The goal of the surgery is to reduce the breast size so that they are more comfortable and proportional to the woman's physique.

=== Benefits ===
Thousands of mammaplasties are performed every year, and most women are happy with the results. A study of 66 women who had undergone breast reduction reported that the women showed a 94% satisfaction with the results of the procedure (in terms of size, shape, nipple position, and sensation in the breast). This study also reported great improvement in self-esteem, and problems with appearance, exercise and embarrassment over breast size were substantially reduced.
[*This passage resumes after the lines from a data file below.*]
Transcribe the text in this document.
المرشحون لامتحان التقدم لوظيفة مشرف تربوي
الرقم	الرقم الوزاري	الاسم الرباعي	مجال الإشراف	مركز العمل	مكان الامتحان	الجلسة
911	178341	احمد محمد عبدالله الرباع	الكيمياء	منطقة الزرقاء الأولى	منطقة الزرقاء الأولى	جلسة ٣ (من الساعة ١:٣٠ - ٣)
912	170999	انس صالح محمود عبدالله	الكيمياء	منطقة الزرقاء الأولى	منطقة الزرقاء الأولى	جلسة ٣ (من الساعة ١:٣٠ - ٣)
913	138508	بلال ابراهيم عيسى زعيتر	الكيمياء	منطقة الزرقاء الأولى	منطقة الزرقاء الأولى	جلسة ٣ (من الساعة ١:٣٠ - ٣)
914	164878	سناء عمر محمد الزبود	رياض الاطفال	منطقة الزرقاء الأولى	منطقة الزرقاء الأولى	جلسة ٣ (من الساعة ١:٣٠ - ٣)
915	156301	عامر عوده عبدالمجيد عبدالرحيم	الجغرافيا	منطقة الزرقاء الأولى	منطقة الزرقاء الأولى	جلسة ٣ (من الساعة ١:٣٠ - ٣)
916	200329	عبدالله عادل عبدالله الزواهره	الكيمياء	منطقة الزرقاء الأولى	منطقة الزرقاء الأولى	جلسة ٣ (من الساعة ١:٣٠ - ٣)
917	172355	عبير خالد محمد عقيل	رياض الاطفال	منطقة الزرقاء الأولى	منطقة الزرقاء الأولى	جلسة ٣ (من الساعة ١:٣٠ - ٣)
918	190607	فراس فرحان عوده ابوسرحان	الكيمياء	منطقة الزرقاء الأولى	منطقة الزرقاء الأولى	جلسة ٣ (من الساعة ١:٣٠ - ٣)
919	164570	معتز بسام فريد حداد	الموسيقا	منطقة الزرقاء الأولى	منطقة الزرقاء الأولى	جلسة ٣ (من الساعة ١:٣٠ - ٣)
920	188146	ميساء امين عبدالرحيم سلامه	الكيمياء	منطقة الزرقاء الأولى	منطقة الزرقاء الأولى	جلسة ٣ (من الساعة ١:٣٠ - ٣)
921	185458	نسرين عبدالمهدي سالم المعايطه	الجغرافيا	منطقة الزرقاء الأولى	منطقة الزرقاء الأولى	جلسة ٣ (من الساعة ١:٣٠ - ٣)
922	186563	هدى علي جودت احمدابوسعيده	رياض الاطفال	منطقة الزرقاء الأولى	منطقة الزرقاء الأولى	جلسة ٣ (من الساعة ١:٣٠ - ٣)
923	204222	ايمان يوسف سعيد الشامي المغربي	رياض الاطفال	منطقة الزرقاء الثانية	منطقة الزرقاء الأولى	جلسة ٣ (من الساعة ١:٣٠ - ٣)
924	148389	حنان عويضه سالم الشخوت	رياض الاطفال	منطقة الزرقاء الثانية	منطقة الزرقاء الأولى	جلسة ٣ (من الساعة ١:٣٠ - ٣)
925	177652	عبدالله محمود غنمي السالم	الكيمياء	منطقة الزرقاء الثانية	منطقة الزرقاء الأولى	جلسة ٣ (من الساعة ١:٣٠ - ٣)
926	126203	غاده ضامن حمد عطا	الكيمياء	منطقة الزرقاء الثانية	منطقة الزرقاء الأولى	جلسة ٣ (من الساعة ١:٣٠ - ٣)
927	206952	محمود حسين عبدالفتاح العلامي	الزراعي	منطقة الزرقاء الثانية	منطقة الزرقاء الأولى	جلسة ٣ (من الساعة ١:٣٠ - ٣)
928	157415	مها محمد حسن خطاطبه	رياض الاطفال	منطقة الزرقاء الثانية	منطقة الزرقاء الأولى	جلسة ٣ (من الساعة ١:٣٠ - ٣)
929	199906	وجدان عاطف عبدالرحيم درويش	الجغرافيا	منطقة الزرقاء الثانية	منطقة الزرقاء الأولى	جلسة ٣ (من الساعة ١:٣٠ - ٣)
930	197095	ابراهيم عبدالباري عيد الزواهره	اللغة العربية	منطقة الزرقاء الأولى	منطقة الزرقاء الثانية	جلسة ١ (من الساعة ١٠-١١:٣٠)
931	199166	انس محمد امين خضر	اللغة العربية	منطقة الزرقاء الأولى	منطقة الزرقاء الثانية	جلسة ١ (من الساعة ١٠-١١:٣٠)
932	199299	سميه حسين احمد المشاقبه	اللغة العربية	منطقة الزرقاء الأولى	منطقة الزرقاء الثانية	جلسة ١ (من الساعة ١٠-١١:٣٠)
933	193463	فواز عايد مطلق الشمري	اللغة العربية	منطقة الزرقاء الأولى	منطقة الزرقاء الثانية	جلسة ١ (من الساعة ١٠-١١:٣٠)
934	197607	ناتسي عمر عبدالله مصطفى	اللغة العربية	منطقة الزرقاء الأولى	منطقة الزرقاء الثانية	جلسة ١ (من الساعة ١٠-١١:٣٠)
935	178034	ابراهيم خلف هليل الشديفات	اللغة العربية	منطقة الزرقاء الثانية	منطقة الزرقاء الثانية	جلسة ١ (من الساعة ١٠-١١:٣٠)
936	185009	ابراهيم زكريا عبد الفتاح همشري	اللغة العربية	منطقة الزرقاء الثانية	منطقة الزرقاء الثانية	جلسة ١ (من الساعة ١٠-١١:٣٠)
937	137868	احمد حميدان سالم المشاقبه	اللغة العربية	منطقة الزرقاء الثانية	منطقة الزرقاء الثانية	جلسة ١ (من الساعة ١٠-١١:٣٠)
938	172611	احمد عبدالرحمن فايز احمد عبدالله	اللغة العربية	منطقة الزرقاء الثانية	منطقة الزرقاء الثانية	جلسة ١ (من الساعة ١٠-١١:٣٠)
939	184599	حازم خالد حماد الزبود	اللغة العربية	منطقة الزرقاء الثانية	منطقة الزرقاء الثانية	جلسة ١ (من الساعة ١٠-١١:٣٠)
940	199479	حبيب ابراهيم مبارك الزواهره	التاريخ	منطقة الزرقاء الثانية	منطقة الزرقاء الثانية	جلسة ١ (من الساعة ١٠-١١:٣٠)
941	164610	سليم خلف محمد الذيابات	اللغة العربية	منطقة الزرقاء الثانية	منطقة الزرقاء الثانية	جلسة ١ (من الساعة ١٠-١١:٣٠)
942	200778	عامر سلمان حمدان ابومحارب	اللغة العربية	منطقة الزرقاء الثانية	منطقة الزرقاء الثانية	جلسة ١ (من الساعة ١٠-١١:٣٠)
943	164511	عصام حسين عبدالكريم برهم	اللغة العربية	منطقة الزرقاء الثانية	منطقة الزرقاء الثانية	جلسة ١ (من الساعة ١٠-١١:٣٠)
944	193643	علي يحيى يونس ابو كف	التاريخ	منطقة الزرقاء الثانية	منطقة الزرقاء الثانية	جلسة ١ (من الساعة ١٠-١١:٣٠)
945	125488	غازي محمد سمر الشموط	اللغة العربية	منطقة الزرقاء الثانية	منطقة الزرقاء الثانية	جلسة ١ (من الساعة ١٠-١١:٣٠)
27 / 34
Overall, this and other studies have shown that breast reduction improves function, wellbeing and quality of life for women with excessively large or sagging breasts.

=== Risks ===
Specific risks of breast reduction surgery include:
- Infection;
- Wound breakdown;
- Bleeding;
- Asymmetry of breasts (size and shape);
- Abnormal scarring;
- Loss of sensation in the nipple or breast skin;
- Breastfeeding problems; and
- Need for repeat surgery.

== Breast cancer and reconstructive mammaplasty ==
Research has indicated that breast reduction surgery, for women who are at high risk for breast cancer, may serve as an effective primary prevention strategy for tackling breast cancer and is not shown to increase chances of the breast cancer coming back or making it harder to check this through a mammography. As opposed to mastectomy, therapeutic mammoplasty has emerged as a way to address breast cancer in women with larger breasts and where early breast cancer is detected, this helps align with the cosmetic needs of the person in question and has positive health benefits as well.

Many reports have also addressed the relationship between breast cancer and augmentation mammaplasty using implants. Most of them report that there is no increased rate of breast cancer in patients with augmentation mammaplasty. On the contrary, several studies have reported that the rate of breast cancer is actually lower in patients with augmentation mammaplasty. These studies argue that the lower incidence rate of breast cancer is probably due to the lower calorie intake of patients who wish to have augmentation mammaplasty. These patients, being on the thinner side, do not have a tendency toward breast cancer.

A concern for breast cancer survivors can be the physical appearance of their breasts after the surgical procedures required to cure breast cancer in several cases. Reconstructive mammaplasty is breast reconstruction that is done after mastectomy to give the breasts an appearance that is more normal/familiar. Some factors that are considered before deciding whether such surgery would be apt are the size and shape of the breasts before operation, the amount of tissue remaining after the mastectomy, chance of the cancer returning, and what the mastectomy scar looks like and where it is. Mammoplasty has also evolved as a way for women to address physical changes that mastectomy brings about to their bodies. Surgery to reconstruct the breasts can be started along with the mastectomy or after the body has healed from the mastectomy.

Mammograms in general are not performed on reconstructed breasts that have had implants, it is recommended that a woman who has had a breast implant let the radiology technician know of it, before a mammogram, as special steps may be necessary for ensuring correct results and not causing harm to the implant.